Now, I don’t see how this is anything but a way for the MWC to protect its new member and stick it to TCU — an outgoing member who jumped ship to an automatic qualifying conference. Clearly, playing at home gives Boise a significant advantage. You have to consider what the MWC would rather have — an undefeated Boise State, which will be in the league seemingly for the long haul, or an unbeaten TCU, which will no longer have allegiance to the conference after 2011.

The move seems clear as day to me. MWC commissioner Craig Thomspon is certainly aware that the last time Boise State lost at home in the regular season was 2001.

By the way, the Mountain West decided not to expand following a two-day meeting of its Board of Directors in Las Vegas. There were reports that Utah State was given an invite, and San Jose State was also mentioned as a potential future member so the league could have 12 schools. Those programs really added little value to the Mountain West, though. So while the league will have no championship game in the foreseeable future, it can still focus on trying to get an automatic BCS bid when the BCS contract runs out. I’ve mentioned in the past that while the new MWC will not be as strong without TCU, Utah and BYU, the additions of Boise State, Nevada, Fresno State and Hawaii will still keep the league solid.

Speaking of TCU and the Big East, the Horned Frogs will be the league’s ninth member. But which school will be the tenth? Villanova is still determining whether it will move up to the FBS level, and that process is expected to be completed in April. Big East commissioner John Marinatto will not wait on ‘Nova, however. The league originally had hoped for an answer from the school by the end of 2010, but the FCS member wanted more time to study the finances of major college football. Marinatto certainly will act in the league’s best interest, but I do expect the Wildcats to eventually move up. The program is solid and I think it could be a nice little addition to the league. However, I still think Central Florida would be a real good get — it would give South Florida an in-state partner and the Knights are ready for such a move, whereas Villanova would need a few years to get up to FBS qualifying standards anyway. Would the Big East consider adding a team such as UCF now before examining Villanova and another school in the near future to eventually get to 12 and get a league title game? It’s something that Marinatto and the league may want to consider.

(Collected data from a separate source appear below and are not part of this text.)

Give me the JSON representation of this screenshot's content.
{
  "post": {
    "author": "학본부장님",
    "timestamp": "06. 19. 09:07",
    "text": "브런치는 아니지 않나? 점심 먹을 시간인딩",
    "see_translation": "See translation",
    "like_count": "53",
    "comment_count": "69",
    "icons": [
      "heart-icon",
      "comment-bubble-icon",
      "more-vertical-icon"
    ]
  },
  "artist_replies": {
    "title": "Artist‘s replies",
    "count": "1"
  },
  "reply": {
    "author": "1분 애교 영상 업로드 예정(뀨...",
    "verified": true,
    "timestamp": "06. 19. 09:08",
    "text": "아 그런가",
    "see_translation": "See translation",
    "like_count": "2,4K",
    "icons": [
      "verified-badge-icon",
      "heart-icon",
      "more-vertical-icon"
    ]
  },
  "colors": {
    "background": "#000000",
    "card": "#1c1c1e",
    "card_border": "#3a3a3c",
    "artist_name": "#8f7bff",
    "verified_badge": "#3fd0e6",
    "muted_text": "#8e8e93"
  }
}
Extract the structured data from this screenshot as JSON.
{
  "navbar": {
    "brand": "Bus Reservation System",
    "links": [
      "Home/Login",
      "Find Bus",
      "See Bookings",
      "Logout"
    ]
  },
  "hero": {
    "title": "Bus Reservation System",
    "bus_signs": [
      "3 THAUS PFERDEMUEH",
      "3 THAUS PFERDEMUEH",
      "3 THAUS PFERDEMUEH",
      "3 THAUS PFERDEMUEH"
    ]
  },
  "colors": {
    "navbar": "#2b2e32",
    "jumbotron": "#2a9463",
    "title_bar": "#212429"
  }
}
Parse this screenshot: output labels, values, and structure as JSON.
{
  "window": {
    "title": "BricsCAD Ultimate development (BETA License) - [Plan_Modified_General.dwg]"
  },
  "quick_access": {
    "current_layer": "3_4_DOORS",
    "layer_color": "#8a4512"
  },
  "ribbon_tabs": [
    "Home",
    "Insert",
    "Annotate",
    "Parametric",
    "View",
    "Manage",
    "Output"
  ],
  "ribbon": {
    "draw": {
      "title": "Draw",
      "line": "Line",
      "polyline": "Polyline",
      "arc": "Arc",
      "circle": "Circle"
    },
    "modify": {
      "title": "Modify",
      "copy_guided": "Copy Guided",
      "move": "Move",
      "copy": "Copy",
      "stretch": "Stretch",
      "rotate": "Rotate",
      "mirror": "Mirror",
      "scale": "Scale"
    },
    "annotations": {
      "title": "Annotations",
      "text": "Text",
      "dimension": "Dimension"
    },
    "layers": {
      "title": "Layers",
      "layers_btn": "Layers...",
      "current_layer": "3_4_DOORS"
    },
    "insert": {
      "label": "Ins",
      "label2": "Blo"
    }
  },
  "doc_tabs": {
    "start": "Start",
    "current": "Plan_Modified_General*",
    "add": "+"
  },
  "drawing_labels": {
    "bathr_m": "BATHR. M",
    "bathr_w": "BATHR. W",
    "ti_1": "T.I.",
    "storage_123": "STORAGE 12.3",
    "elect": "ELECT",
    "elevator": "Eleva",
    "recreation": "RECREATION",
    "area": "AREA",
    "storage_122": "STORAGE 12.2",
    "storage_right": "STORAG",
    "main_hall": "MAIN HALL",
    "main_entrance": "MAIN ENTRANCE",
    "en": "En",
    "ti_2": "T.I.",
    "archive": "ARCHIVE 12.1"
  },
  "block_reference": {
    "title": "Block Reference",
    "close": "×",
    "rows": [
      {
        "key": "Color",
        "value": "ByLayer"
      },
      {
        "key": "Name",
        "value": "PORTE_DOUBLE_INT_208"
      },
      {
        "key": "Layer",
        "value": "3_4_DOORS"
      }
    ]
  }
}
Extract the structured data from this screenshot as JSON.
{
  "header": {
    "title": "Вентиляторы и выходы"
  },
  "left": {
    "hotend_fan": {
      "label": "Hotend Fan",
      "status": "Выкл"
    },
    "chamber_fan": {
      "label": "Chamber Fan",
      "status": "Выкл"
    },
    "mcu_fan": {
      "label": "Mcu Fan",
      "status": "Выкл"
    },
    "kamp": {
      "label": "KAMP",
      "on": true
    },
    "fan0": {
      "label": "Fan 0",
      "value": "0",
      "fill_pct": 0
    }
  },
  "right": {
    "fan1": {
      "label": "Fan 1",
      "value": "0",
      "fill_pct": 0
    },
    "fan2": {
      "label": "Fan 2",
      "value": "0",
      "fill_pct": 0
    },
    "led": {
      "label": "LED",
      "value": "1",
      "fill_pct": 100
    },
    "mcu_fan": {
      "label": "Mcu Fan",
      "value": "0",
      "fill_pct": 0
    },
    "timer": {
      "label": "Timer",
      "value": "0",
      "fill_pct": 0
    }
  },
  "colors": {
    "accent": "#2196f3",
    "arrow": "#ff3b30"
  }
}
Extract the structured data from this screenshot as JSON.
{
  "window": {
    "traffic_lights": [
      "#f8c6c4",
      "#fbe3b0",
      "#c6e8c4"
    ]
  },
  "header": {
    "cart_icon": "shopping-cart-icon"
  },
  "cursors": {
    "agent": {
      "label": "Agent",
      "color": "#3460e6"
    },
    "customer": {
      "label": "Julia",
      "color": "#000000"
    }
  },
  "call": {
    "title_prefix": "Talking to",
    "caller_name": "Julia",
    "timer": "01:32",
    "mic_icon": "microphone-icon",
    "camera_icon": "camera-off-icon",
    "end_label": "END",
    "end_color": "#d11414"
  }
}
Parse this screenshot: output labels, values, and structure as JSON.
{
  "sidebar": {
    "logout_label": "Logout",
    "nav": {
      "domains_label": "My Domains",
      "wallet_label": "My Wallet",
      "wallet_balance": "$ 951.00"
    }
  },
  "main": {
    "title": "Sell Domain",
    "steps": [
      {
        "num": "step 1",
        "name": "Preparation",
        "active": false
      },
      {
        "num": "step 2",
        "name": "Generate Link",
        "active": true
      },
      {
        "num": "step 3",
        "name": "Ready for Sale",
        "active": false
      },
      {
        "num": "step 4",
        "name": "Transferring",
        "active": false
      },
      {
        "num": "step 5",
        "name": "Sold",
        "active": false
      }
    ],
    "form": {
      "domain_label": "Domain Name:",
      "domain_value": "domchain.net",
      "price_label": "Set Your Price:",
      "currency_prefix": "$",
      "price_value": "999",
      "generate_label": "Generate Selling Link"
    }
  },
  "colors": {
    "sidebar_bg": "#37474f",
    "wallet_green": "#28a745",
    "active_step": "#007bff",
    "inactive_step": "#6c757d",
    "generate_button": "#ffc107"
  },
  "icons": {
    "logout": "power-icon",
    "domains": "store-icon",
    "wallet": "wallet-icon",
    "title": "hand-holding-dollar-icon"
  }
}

An update on the Iowa hospital scare we heard about on Tuesday. The 12 players admitted Monday night are reportedly being treated for exertional rhabdomyolysis, a condition often caused by extreme exercise that can produce damage to the kidneys in serious situations. The team had been going through their winter workouts — permitted under NCAA rules. All the players should be fine, however. According to The Cedar Rapids Gazette, players recently participated in lower-body drills that included a series of 100 squats followed by sled work — a workout the team has used in the past, according to the report. This condition causes muscle soreness and turns urine brown. There was a similar outbreak last summer with a high school football team in Oregon, a situation caused when the team picked up the pace in its training regimen, which could also be the case with the Iowa players. The identities of the hospitalized players remain unknown, and Iowa athletic director Gary Barta says the school will investigate the situation. Again, the players are stable and nothing serious should come out of this — with the exception being the program will investigate why this occurred so it won’t happen again. And if I was head coach Kirk Ferentz, I would make sure I came back from my recruiting trip ASAP.

On the recruiting trail…If production issues get ironed out, I will have a special National Signing Day edition of the On The Quad podcast coming soon. The big day is Feb. 2, and all of the major-college powers we’re used to seeing — Alabama, Texas, USC, Florida State, etc. — are looking to comprise Top 5 classes. I still think Jimbo Fisher and the Seminoles will check in only behind Alabama and Texas when all is said and done.